What I mean by fieldwork is the stiff, precise, probably too visual, but nonetheless double-edged notion of participant-observation. This is less a definition for a method than it is an amorphous representation of the researcher's situation during a study. Whether or not the fieldworker ever really does "get away" in a conceptual sense is becoming increasingly problematic, but physical displacement is a requirement. The method reflects a bedrock assumption held historically by fieldworkers that "experience" underlies all understanding of social life (Penniman, 1974; Rock, 1979; Georges and Jones, 1980). Fieldwork asks the researcher, as far as possible, to share firsthand the environment, problems, background, language, rituals, and social relations of a more-or-less bounded and specified group of people. The belief is that by means of such sharing, a rich, concrete, complex, and hence truthful account of the social world being studied is possible. Fieldwork is then a means to an end.

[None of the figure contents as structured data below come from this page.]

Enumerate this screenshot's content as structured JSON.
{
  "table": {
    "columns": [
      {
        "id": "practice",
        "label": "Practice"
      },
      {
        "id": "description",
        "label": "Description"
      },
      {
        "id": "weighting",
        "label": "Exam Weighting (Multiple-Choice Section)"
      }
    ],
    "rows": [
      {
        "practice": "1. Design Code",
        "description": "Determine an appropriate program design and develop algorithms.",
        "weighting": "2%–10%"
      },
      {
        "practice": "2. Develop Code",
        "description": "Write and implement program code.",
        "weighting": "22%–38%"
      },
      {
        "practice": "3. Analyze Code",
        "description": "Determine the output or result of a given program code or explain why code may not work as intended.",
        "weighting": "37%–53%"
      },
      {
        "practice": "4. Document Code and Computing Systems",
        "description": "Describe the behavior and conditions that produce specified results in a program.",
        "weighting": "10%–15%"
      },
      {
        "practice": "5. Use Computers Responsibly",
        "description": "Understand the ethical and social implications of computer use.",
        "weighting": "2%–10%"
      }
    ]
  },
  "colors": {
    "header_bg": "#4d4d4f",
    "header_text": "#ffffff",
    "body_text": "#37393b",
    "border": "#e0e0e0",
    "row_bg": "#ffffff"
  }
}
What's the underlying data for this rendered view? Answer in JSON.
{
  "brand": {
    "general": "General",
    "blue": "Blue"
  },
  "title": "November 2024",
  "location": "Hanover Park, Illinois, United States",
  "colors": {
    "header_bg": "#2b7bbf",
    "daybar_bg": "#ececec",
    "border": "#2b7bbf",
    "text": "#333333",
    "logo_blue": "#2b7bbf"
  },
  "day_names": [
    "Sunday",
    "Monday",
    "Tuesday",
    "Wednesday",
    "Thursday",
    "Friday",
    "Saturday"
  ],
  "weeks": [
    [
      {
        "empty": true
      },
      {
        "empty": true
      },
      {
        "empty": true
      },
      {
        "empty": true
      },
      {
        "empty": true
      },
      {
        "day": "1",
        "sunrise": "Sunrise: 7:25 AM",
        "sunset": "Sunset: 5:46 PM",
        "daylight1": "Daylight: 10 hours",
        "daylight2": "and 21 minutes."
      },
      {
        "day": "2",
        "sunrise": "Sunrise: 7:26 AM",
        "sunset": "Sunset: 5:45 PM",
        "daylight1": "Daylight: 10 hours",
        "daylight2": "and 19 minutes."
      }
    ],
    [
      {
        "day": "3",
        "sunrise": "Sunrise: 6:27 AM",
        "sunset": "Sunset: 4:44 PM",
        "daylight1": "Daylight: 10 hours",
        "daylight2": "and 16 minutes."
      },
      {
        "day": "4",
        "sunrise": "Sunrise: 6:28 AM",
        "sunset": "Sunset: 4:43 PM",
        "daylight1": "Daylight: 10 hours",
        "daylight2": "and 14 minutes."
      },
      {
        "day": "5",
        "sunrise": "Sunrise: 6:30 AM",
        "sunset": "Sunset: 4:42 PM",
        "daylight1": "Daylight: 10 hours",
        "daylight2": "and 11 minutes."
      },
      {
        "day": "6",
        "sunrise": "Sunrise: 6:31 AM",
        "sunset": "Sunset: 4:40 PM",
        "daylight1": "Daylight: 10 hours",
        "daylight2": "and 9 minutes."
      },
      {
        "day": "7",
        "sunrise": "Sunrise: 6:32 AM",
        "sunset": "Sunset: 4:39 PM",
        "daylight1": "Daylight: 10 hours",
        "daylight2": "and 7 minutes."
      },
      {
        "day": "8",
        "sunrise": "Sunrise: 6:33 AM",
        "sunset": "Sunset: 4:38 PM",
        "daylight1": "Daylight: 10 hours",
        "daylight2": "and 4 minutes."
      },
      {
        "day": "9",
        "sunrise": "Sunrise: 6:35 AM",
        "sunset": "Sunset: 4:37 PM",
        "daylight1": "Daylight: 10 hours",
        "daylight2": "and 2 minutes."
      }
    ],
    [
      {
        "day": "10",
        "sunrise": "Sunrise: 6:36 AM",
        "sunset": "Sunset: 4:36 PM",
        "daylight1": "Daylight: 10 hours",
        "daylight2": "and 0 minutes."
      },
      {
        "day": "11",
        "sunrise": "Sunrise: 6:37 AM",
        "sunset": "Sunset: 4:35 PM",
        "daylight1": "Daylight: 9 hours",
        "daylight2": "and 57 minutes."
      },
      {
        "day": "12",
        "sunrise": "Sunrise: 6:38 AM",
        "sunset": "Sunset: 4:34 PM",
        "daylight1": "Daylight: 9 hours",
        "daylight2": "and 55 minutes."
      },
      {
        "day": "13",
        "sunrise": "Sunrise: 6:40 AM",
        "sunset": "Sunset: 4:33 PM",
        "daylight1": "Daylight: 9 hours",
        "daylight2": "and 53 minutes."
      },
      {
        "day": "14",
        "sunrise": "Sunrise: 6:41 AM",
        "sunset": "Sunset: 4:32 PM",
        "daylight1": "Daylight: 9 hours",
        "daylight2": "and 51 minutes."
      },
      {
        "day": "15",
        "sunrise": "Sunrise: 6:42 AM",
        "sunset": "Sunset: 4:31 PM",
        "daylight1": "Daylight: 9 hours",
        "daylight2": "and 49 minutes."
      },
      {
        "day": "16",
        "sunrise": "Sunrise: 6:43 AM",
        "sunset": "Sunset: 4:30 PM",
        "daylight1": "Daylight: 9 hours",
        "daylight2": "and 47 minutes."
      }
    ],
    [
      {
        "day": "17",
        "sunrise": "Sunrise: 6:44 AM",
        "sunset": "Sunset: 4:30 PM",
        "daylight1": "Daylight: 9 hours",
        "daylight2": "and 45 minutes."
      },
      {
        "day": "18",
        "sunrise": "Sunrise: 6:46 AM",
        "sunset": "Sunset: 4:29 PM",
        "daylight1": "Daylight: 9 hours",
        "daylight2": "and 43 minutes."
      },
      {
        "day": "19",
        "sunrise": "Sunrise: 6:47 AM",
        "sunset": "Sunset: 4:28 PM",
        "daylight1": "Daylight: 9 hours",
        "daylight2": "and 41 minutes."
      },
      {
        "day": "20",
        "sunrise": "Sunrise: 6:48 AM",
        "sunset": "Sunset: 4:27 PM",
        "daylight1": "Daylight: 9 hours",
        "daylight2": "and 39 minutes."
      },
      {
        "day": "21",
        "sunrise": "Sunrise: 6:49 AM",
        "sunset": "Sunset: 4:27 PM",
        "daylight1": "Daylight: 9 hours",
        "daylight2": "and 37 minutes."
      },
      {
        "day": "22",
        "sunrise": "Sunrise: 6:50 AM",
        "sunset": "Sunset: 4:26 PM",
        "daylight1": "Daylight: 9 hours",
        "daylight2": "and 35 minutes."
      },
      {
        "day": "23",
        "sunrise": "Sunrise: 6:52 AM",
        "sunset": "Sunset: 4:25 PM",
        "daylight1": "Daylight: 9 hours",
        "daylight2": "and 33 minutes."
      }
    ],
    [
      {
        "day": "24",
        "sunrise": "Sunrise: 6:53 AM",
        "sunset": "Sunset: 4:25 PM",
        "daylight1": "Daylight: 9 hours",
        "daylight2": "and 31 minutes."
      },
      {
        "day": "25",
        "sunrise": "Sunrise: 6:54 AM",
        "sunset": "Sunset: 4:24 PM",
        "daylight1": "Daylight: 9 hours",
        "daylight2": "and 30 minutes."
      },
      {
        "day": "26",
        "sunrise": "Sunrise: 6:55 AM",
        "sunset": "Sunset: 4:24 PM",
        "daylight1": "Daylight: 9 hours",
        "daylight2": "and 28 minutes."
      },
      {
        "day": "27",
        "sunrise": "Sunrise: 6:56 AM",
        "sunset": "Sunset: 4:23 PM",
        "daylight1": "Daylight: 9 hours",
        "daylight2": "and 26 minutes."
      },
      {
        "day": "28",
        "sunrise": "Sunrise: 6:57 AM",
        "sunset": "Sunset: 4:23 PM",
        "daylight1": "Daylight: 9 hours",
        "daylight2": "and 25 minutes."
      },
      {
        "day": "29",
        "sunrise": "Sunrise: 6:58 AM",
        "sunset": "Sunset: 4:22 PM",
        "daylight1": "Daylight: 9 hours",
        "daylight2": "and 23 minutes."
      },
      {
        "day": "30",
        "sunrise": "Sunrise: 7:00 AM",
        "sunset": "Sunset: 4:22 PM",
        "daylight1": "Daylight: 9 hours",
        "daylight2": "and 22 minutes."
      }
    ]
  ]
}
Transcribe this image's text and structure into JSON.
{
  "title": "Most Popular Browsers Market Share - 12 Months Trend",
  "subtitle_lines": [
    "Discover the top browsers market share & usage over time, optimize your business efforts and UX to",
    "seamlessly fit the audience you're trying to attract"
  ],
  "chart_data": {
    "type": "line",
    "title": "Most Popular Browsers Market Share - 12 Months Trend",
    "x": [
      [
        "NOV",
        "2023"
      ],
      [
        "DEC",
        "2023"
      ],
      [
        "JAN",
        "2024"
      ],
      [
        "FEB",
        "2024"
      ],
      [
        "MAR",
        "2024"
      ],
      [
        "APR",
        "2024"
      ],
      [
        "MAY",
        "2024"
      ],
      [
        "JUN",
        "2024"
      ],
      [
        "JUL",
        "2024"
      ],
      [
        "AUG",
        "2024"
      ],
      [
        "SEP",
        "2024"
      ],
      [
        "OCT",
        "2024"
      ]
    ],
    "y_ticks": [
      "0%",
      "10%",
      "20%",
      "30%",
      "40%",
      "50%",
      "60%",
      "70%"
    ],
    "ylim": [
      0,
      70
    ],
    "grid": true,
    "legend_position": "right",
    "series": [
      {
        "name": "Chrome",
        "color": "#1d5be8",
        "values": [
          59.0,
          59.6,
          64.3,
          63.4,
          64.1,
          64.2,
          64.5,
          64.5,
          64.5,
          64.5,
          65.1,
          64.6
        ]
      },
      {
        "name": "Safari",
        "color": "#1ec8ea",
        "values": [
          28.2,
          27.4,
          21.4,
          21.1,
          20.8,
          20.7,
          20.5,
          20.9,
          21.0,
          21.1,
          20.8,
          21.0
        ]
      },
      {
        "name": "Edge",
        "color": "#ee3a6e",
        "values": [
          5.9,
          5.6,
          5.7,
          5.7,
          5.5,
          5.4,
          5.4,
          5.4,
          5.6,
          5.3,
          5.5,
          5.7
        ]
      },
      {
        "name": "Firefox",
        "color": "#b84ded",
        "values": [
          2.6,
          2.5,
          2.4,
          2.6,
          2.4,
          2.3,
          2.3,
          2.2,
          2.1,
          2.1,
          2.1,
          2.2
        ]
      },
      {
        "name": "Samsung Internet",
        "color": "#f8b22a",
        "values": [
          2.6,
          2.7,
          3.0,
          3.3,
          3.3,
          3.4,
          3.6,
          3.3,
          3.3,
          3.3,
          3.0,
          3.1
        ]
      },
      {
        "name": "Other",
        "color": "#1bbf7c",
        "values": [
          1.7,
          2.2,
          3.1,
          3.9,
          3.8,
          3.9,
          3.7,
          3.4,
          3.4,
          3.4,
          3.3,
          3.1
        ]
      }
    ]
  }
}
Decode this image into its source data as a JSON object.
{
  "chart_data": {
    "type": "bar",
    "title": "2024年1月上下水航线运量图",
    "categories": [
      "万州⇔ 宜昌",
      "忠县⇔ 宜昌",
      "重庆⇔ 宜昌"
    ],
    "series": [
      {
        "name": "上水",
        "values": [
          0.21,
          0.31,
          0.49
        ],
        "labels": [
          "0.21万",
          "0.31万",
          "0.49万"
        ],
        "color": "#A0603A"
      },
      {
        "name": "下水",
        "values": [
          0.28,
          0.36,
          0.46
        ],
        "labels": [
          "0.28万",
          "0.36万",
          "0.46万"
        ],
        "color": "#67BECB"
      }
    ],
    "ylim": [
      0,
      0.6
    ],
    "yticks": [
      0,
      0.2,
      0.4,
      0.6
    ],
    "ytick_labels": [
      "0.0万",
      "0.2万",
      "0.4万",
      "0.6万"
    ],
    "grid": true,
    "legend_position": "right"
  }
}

The ends of fieldwork involve the catchall idea of culture; a concept as stimulating, productive, yet fuzzy to fieldworkers and their readers as the notion of life is for biologists and their readers. Culture is akin to a black hole that allows no light to escape. The observer knows of culture's presence not by looking, but only by conjecture, inference, and a great deal of faith (Wagner, 1981; Sperber, 1974). Culture, while certainly a cosmic idea, is nonetheless expressed in some down-to-earth ways. In currently fashionable form, culture refers to the knowledge members ("natives") of a given group are thought to more or less share; knowledge of the sort that is said to inform, embed, shape, and account for the routine and not-so-routine activities of the members of the culture (Conklin, 1968; Becker, 1980; Swidler, 1986). It is necessarily a loose, slippery concept, since it is anything but unchanging. Culture is neither prison nor monolith. Nor, of course, is it tangible. A culture is expressed (or constituted) only by the actions and words of its members and must be interpreted by, not given to, a fieldworker. To portray culture requires the fieldworker to hear, to see, and, most important for our purposes, to write of what was presumably witnessed and understood during a stay in the field. Culture is not itself visible, but is made visible only through its representation.

This is what makes the study of culture so sticky. Human culture is not something to be caged for display, put on a slide for inspection, read from an instrument, or hung on a wall for viewing. The fieldworker must display culture in a narrative, a written report of the fieldwork experience in self-consciously selected words. Ethnography is the result of fieldwork, but it is the written report that must represent the culture, not the fieldwork itself. Ethnography as a written product, then, has a degree of independence (how culture is portrayed) from the fieldwork on which it is based (how culture is known). Writing an ethnography is office-work or deskwork, not fieldwork (Marcus, 1980).